Dr. Chris Murray: Well, you know, a good, very concrete example is that New Zealand, until they reversed course this year, had decided to legislate a tobacco-free cohort, that everybody born from that day forward would not be allowed to purchase tobacco. And that would basically, over the course of a couple of generations, lead to a tobacco-free New Zealand. And others, the UK government, for example, have been pursuing a similar strategy, and that’s a very exciting initiative. Unfortunately, in New Zealand, they reversed course with a change in government. But nevertheless, it’s an example where we have been asked to model out short- and long-term impacts of such a policy initiative. And it’s a very nice, practical, concrete scenario that is politically possible in some contexts to see enacted. There are other examples of that type of policy question. What happens if you manage alcohol in a different way – higher taxes, less access? What happens to food subsidies and its impact on diet and onto health? A long list of those possibilities. And it’s useful for many governments to be able to say, here’s our idea and here’s how it will impact both future health but also what might be the impact on future health care spending as well.
Rhonda Stewart: And the study focuses on all kinds of challenges and opportunities. So, what is the main thing that people should take away from these forecasts?

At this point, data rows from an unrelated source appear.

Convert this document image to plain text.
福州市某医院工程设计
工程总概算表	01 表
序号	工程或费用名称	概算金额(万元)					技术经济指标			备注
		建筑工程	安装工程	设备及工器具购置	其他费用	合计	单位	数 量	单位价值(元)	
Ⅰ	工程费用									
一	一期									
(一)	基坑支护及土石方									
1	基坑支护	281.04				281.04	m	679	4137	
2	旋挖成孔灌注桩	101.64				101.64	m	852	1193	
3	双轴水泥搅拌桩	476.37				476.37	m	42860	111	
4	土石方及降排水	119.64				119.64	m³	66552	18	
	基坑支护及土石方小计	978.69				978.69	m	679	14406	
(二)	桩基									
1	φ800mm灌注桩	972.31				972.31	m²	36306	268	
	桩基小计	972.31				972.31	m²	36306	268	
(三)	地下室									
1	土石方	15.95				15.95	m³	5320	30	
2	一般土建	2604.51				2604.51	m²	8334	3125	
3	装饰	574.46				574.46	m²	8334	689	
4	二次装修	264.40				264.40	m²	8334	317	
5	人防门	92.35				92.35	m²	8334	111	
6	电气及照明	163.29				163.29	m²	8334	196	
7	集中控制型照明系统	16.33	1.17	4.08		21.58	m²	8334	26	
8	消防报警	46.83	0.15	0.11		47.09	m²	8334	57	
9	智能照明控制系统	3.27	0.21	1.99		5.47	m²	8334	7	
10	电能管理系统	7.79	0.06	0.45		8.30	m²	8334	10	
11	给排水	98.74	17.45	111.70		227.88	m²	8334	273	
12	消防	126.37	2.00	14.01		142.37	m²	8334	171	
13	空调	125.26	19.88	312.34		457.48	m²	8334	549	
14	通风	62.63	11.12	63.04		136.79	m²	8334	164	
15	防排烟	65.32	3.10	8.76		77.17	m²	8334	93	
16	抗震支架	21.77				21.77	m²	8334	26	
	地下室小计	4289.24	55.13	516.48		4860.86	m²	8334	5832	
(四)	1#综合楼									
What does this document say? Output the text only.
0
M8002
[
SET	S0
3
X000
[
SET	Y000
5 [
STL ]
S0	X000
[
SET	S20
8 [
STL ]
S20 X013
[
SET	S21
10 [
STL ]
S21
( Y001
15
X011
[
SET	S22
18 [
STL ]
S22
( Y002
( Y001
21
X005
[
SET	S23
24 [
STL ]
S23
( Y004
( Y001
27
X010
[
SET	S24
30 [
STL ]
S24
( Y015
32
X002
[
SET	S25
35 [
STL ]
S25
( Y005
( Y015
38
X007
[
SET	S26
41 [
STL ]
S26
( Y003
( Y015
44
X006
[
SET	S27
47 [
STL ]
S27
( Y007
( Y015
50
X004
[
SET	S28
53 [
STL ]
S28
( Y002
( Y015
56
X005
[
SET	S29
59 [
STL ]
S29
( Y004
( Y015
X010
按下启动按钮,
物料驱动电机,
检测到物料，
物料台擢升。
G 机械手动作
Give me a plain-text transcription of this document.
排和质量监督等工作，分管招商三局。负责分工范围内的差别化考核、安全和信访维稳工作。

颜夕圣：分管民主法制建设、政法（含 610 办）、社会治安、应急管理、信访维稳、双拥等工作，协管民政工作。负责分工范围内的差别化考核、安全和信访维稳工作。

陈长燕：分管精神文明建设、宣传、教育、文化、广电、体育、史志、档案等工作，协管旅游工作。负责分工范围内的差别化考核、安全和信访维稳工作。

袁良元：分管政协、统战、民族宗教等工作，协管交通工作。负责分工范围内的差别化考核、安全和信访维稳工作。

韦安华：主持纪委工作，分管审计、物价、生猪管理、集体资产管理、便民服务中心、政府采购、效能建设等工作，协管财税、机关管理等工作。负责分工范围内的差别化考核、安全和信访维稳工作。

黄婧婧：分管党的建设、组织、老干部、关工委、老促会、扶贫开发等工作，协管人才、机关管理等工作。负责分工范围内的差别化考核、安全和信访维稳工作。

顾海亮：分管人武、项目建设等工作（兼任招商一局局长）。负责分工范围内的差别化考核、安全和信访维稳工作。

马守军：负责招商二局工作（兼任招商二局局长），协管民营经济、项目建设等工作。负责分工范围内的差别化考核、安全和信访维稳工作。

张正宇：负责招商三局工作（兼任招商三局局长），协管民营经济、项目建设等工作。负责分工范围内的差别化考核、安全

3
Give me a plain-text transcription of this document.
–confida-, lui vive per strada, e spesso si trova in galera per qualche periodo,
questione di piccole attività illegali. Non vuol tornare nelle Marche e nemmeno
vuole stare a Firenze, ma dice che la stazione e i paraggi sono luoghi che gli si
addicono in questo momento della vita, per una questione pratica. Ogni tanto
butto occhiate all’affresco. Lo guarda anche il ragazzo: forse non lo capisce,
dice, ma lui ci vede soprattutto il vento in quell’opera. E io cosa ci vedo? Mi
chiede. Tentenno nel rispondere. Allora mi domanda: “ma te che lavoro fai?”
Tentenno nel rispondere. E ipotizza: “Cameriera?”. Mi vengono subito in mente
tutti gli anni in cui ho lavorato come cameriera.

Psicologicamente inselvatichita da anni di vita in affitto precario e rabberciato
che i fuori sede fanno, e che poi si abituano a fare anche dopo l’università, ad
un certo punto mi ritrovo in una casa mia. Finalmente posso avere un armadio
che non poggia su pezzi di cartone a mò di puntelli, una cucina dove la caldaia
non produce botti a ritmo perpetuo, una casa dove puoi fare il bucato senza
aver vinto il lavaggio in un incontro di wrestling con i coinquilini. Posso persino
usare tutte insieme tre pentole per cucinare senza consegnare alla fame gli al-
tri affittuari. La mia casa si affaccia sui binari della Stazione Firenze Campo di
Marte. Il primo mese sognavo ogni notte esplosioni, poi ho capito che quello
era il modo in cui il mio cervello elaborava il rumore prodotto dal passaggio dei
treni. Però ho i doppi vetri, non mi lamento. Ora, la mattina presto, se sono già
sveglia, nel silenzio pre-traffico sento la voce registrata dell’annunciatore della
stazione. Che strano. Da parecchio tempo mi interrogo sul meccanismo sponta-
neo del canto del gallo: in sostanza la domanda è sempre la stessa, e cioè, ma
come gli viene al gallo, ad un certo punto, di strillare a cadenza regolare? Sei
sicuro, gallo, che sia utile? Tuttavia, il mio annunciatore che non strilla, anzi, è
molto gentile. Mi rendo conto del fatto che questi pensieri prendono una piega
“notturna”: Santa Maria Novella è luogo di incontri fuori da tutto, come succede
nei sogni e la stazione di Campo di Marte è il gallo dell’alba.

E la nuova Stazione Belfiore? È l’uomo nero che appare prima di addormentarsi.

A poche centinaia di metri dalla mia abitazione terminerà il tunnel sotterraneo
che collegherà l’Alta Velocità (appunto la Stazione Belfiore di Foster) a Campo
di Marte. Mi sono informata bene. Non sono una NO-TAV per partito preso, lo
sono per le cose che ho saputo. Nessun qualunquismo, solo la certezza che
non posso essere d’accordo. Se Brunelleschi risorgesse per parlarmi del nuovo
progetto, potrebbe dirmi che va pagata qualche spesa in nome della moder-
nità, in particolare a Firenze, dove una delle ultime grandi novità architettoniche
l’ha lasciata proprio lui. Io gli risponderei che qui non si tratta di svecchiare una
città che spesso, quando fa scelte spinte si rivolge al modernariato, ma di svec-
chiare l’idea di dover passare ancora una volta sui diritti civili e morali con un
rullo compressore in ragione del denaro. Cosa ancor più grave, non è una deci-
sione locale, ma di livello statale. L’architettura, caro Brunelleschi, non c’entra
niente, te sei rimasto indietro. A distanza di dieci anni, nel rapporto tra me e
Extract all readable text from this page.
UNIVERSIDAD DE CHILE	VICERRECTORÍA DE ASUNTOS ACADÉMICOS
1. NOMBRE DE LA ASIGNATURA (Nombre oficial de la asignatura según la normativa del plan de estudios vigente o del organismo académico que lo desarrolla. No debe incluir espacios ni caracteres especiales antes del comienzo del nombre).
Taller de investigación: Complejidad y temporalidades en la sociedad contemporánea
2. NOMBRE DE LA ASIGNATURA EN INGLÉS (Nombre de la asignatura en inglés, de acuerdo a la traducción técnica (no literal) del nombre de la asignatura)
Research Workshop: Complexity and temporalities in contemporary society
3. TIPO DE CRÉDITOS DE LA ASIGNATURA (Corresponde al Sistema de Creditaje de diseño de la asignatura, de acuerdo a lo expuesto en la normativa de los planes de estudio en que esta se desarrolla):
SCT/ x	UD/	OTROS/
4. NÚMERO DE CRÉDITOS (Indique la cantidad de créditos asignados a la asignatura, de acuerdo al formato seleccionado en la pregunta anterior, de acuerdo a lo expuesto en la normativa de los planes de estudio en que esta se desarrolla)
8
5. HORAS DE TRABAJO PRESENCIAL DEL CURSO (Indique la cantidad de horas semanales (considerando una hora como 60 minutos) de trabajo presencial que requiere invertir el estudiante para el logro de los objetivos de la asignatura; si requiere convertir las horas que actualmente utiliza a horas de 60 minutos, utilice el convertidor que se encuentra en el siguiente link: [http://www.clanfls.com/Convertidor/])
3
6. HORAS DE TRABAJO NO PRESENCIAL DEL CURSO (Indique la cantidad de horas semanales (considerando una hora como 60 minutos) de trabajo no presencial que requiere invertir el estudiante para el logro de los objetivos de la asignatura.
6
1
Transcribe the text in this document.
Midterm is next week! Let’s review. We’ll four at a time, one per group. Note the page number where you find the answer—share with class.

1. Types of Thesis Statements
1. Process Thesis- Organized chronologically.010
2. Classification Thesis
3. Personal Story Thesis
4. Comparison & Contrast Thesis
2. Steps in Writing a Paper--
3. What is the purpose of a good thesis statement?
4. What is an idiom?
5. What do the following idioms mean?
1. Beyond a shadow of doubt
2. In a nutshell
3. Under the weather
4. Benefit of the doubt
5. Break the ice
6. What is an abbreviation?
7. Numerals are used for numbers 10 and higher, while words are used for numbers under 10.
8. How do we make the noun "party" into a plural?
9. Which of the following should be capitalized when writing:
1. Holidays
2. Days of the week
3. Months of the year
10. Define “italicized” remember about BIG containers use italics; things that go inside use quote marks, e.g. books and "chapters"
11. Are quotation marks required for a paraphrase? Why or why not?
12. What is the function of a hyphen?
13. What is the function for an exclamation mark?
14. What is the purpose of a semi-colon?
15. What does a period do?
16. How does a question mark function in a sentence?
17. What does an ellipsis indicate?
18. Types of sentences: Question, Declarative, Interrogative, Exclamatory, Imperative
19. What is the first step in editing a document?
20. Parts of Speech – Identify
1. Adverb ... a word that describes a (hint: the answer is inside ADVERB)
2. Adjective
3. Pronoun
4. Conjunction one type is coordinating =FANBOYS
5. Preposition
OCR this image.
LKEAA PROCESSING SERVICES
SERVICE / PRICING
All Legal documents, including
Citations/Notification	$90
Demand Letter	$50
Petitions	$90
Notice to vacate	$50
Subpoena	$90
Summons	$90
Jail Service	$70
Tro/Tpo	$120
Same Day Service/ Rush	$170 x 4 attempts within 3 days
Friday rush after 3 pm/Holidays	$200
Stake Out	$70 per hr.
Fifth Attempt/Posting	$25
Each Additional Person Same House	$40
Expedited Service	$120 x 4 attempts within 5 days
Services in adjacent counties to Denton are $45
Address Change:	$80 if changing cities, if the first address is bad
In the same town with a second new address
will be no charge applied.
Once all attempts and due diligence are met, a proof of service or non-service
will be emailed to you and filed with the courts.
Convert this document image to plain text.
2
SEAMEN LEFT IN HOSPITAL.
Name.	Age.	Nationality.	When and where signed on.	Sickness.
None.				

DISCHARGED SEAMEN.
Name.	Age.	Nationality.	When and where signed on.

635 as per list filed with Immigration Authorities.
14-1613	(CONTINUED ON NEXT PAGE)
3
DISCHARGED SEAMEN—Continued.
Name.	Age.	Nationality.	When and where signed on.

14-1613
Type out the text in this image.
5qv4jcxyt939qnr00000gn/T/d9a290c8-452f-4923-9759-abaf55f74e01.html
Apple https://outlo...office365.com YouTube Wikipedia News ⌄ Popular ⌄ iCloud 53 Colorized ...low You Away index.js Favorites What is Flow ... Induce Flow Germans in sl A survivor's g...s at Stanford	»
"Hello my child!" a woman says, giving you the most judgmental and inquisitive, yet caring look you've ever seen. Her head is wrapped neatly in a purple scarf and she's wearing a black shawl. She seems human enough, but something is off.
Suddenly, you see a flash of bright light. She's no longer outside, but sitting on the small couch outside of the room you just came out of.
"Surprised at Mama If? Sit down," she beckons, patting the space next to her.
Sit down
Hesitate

Dr. Chris Murray: You know, the main thing is that despite all the media that we have on the ills in the world, this two generations of steady progress in health – with the exception of the COVID setback and the HIV epidemic and the alcohol crisis in Eastern Europe – but at the grand scale, huge progress since 2050, well documented in the GBD demography paper, is likely to continue. And so that’s a message about optimism in the face of extreme pessimism in some quarters about the future, at least for health. And at the same time, the key message that the future is not fixed in stone, and we have lots of opportunities by tackling some of the big risks to alter that trajectory. And I tend personally to think on the NCD risk package, that there are the big three that will really make a big difference to future trajectories of health, namely accelerating the push on reducing tobacco consumption; tackling obesity through diet and physical activity, and also now access to GLP-1s, the new drugs that are very effective for weight loss for some people; as well as tackling the easily managed with existing technologies challenge of high blood pressure. And so there are others in the NCD risk package that we should care about. But those, if we did a good job on those three, we really change the course of future health for low-, middle-, and high-income countries really quite considerably.
Rhonda Stewart: Great. Thanks so much, Chris.
Dr. Chris Murray: Okay.
Rhonda Stewart: And details about the Global Burden of Disease study and a wide range of GBD-related resources can be found at healthdata.org.